Лопасти огромных вентиляторов с раздражающим постоянством меняют местами свет и тьму.
Свет… одно название. Болезненно–желтый, мутный, он режет глаза, опутывает липкими объятиями. Кожа свербит и чешется. Этому нельзя противиться. Рука помимо воли тянется к зудящему месту. Ногти впиваются в раскрасневшуюся кожу. По телу пробегает волна экстаза. Под пальцами кровь – горячая, странного оранжевого оттенка. Это все свет, он виноват во всем!
Но в темноте еще хуже. В ней точно кто‑то есть. Кто это? Где прячется? Он чует кровь, идет на запах. Охотится. Его смрадное дыхание совсем близко. Дыхание, в котором сгустилось зловоние тысяч, десятков тысяч гниющих тел.
Бежать! Бежать, как можно быстрее! И пусть охотник следует по пятам, пусть готовится к атаке. Иллюзия возможного спасения все еще бьется в голове. Что станет, когда она умрет? Когда сгинет в кромешной мгле или растворится в ядовитом желтом свете? Об этом нельзя думать. Потому как за охотником стоят мертвые. Они давно истлели. Нет, должны были истлеть. Может, тысячи, а, может – миллионы лет назад. Но их глаза смотрят с вожделением и ожиданием. В них все тот же болезненный свет. Они и есть его источник. Свет клубится в бездонных провалах их глаз, а потом выплескивается удушливым сиянием. Мертвые ждут его, ждут, что он встанет с ними плечом к плечу. Станет частью бесконечного зловония, частью изуродованной безликой толпы.

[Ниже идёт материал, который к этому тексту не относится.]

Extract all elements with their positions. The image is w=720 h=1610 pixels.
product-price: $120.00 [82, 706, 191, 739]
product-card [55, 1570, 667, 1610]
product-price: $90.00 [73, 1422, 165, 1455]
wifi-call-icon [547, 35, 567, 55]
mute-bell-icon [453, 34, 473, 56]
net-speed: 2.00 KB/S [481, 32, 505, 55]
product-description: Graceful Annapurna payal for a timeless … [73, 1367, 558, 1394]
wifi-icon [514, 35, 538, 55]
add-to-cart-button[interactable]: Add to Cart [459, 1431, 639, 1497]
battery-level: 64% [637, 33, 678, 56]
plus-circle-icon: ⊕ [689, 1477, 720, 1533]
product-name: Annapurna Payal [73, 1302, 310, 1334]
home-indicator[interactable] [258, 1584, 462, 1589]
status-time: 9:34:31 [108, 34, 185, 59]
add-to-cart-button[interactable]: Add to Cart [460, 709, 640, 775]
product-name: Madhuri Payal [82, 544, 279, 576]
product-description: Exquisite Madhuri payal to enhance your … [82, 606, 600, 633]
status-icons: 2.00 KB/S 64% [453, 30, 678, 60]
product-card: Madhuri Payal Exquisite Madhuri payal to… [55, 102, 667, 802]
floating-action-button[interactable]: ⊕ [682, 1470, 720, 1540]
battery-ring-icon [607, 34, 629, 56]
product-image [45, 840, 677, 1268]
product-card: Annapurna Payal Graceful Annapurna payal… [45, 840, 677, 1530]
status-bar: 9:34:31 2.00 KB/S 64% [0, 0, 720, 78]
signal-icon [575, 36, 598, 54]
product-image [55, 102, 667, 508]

Бесконечные коридоры высасывают последние силы. За спиной кровавый след. Кажется, в зудящей агонии мечется каждый клочок истерзанного тела. Это сводит с ума, пальцы остервенело сдирают кожу, но это приносит лишь временное облегчение. Все чаще руки тянутся к собственному горлу. Если бы не страх перед охотником, перед стоящими за его спиной мертвецами, он бы давно разорвал эти никчемные сосуды, эту ненавистную плоть. К чему оттягивать неминуемое и цепляться за ускользающие мгновения существования, если надежда на спасение еле теплится? Это даже не надежда – самообман, окутанный желтым зловонием.
Очередной поворот чем‑то неуловимо отличается от десятков других. Чем‑то… ну, конечно же, где‑то рядом каюта, откуда он начал свой бесконечный марафон. Догадка настолько ужасна, что от нее хочется выть. Все напрасно! Весь путь пройден зря. Он вернулся туда, где быть не должен.
Внезапный рывок вывел из задумчивости. Нет, только не это! Триш МакКенси, собственной персоны. Он стоит рядом – с восковой маской вместо лица и бездонными глазами, из которых смотрит… охотник! Откуда взялось это знание?
— Ты чуть не опоздал, — шепчет МакКенси.
Ноги подгибаются. Все напрасно. Его все время вели. Иллюзия спасения осталась недосягаемой искрой где‑то в пропитанной миазмами тьме. МакКенси толкает, понуждает куда‑то идти. Разве он не видит, что сил на это больше нет?
Наташа Белая – когда‑то красавица, с роскошными волнистыми волосами ниже лопаток, тоненькая, живая и веселая… кем она стала теперь? Лицо перекошено, руки дрожат, кровь все еще сочится из рваных ран. Тело двигается так, словно им управляет неумелый кукловод. Ей словно некомфортно, непривычно. Она протягивает руки со скрюченными пальцами. Опрятный маникюр превратился во что‑то страшное: ногти изломаны, с них свисают ошметки окровавленной кожи.